By Ray Chelstowski
For the last eight years the Dylan camp has been busy releasing long lost material from Bob’s past. These box sets have only added to the man’s incredible mystique. They have also released new material focused on his approach to music from the Great American Songbook. There he has maintained his history of delivering hits and misses. This has continued to fuel speculation that has been with him since the '60s. With each dud there seems to someone who publicly asks, “Are Dylan’s best days behind him?”
On the cusp 80 Bob Dylan has now released his 39th record, and one that will keep ‘em all guessing for some time to come. Rough and Rowdy Ways is brilliant record. It’s cut in the vein of Modern Times, Time Out of Mind and Love and Theft with music that is a bit shady but never quite dark. His best work is on those road house stompers like “False Prophet” and “Goodbye Jimmy Reed” where long time session players like Charlie Sexton snap into his groove like they were machine shop milled to Bob’s personal specifications. Although I do wish they found room in the studio for keyboardist Augie Meyers to have one more run with Bob!

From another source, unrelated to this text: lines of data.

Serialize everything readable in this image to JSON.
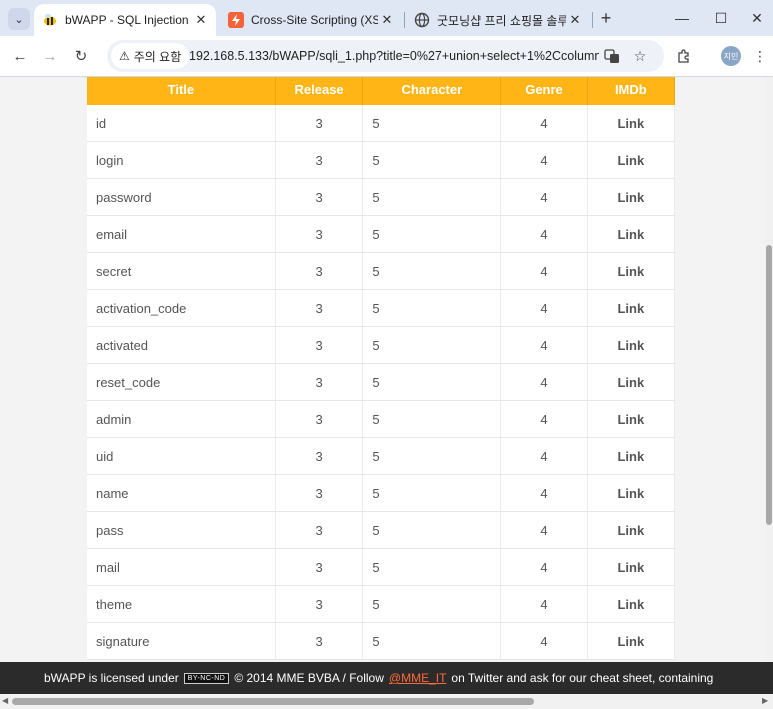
{
  "browser": {
    "tabs": [
      {
        "title": "bWAPP - SQL Injection",
        "icon": "bee-icon"
      },
      {
        "title": "Cross-Site Scripting (XSS)",
        "icon": "bolt-icon"
      },
      {
        "title": "굿모닝샵 프리 쇼핑몰 솔루",
        "icon": "globe-icon"
      }
    ],
    "security_label": "주의 요함",
    "url": "192.168.5.133/bWAPP/sqli_1.php?title=0%27+union+select+1%2Ccolumn...",
    "profile_label": "지민"
  },
  "table": {
    "headers": [
      "Title",
      "Release",
      "Character",
      "Genre",
      "IMDb"
    ],
    "rows": [
      {
        "title": "id",
        "release": "3",
        "character": "5",
        "genre": "4",
        "imdb": "Link"
      },
      {
        "title": "login",
        "release": "3",
        "character": "5",
        "genre": "4",
        "imdb": "Link"
      },
      {
        "title": "password",
        "release": "3",
        "character": "5",
        "genre": "4",
        "imdb": "Link"
      },
      {
        "title": "email",
        "release": "3",
        "character": "5",
        "genre": "4",
        "imdb": "Link"
      },
      {
        "title": "secret",
        "release": "3",
        "character": "5",
        "genre": "4",
        "imdb": "Link"
      },
      {
        "title": "activation_code",
        "release": "3",
        "character": "5",
        "genre": "4",
        "imdb": "Link"
      },
      {
        "title": "activated",
        "release": "3",
        "character": "5",
        "genre": "4",
        "imdb": "Link"
      },
      {
        "title": "reset_code",
        "release": "3",
        "character": "5",
        "genre": "4",
        "imdb": "Link"
      },
      {
        "title": "admin",
        "release": "3",
        "character": "5",
        "genre": "4",
        "imdb": "Link"
      },
      {
        "title": "uid",
        "release": "3",
        "character": "5",
        "genre": "4",
        "imdb": "Link"
      },
      {
        "title": "name",
        "release": "3",
        "character": "5",
        "genre": "4",
        "imdb": "Link"
      },
      {
        "title": "pass",
        "release": "3",
        "character": "5",
        "genre": "4",
        "imdb": "Link"
      },
      {
        "title": "mail",
        "release": "3",
        "character": "5",
        "genre": "4",
        "imdb": "Link"
      },
      {
        "title": "theme",
        "release": "3",
        "character": "5",
        "genre": "4",
        "imdb": "Link"
      },
      {
        "title": "signature",
        "release": "3",
        "character": "5",
        "genre": "4",
        "imdb": "Link"
      }
    ]
  },
  "footer": {
    "prefix": "bWAPP is licensed under",
    "badge": "BY-NC-ND",
    "middle": "© 2014 MME BVBA / Follow",
    "twitter": "@MME_IT",
    "suffix": "on Twitter and ask for our cheat sheet, containing"
  },
  "colors": {
    "header_bg": "#ffb515",
    "footer_bg": "#2b2b2b",
    "twitter_link": "#ff6a3a"
  }
}
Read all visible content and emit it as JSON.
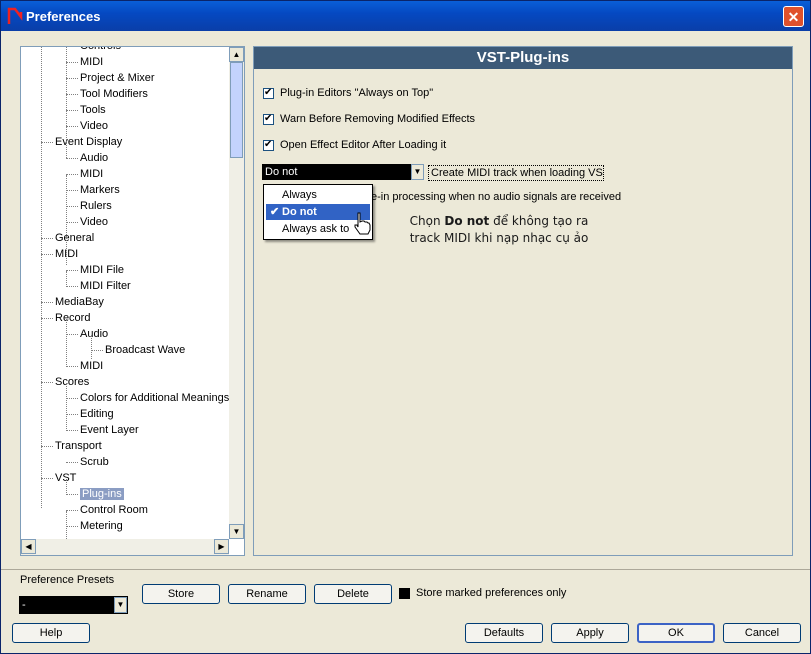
{
  "window": {
    "title": "Preferences",
    "close_glyph": "✕"
  },
  "tree": {
    "items": [
      {
        "label": "Controls",
        "level": 2
      },
      {
        "label": "MIDI",
        "level": 2
      },
      {
        "label": "Project & Mixer",
        "level": 2
      },
      {
        "label": "Tool Modifiers",
        "level": 2
      },
      {
        "label": "Tools",
        "level": 2
      },
      {
        "label": "Video",
        "level": 2
      },
      {
        "label": "Event Display",
        "level": 1
      },
      {
        "label": "Audio",
        "level": 2
      },
      {
        "label": "MIDI",
        "level": 2
      },
      {
        "label": "Markers",
        "level": 2
      },
      {
        "label": "Rulers",
        "level": 2
      },
      {
        "label": "Video",
        "level": 2
      },
      {
        "label": "General",
        "level": 1
      },
      {
        "label": "MIDI",
        "level": 1
      },
      {
        "label": "MIDI File",
        "level": 2
      },
      {
        "label": "MIDI Filter",
        "level": 2
      },
      {
        "label": "MediaBay",
        "level": 1
      },
      {
        "label": "Record",
        "level": 1
      },
      {
        "label": "Audio",
        "level": 2
      },
      {
        "label": "Broadcast Wave",
        "level": 3
      },
      {
        "label": "MIDI",
        "level": 2
      },
      {
        "label": "Scores",
        "level": 1
      },
      {
        "label": "Colors for Additional Meanings",
        "level": 2
      },
      {
        "label": "Editing",
        "level": 2
      },
      {
        "label": "Event Layer",
        "level": 2
      },
      {
        "label": "Transport",
        "level": 1
      },
      {
        "label": "Scrub",
        "level": 2
      },
      {
        "label": "VST",
        "level": 1
      },
      {
        "label": "Plug-ins",
        "level": 2,
        "selected": true
      },
      {
        "label": "Control Room",
        "level": 2
      },
      {
        "label": "Metering",
        "level": 2
      }
    ]
  },
  "panel": {
    "header": "VST-Plug-ins",
    "options": [
      {
        "label": "Plug-in Editors \"Always on Top\"",
        "checked": true
      },
      {
        "label": "Warn Before Removing Modified Effects",
        "checked": true
      },
      {
        "label": "Open Effect Editor After Loading it",
        "checked": true
      }
    ],
    "midi_select_value": "Do not",
    "midi_label": "Create MIDI track when loading VSTi",
    "partial_option": "e-in processing when no audio signals are received"
  },
  "dropdown": {
    "options": [
      "Always",
      "Do not",
      "Always ask to"
    ],
    "selected": "Do not",
    "tick": "✔"
  },
  "annotation": {
    "prefix": "Chọn ",
    "bold": "Do not",
    "suffix": " để không tạo ra",
    "line2": "track MIDI khi nạp nhạc cụ ảo"
  },
  "presets": {
    "label": "Preference Presets",
    "value": "-",
    "store": "Store",
    "rename": "Rename",
    "delete": "Delete",
    "store_only": "Store marked preferences only"
  },
  "footer": {
    "help": "Help",
    "defaults": "Defaults",
    "apply": "Apply",
    "ok": "OK",
    "cancel": "Cancel"
  },
  "colors": {
    "header_bg": "#3c5a78",
    "selection": "#3163c5",
    "tree_selection": "#8b9dc3"
  }
}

Nothing on this record is showy and that includes both the musicianship and the writing. Instead everything seems to sit on equal ground providing a footing that’s remarkably comfortable. This record has great balance and shifts from rockers to ballads with the ease of a lazy Sunday afternoon drive down a long-winding road.
He wraps things up with the first song to appear from the record, the 17-minute opus “Murder Most Foul”. This may be the one crack in the sidewalk that proves difficult to patch. It’s excessive and like Martin Scorsese’s The Irishman runs far longer than needed. Fortunately, it’s the final track to an otherwise perfect collection of songs that prove Dylan ain’t done yet!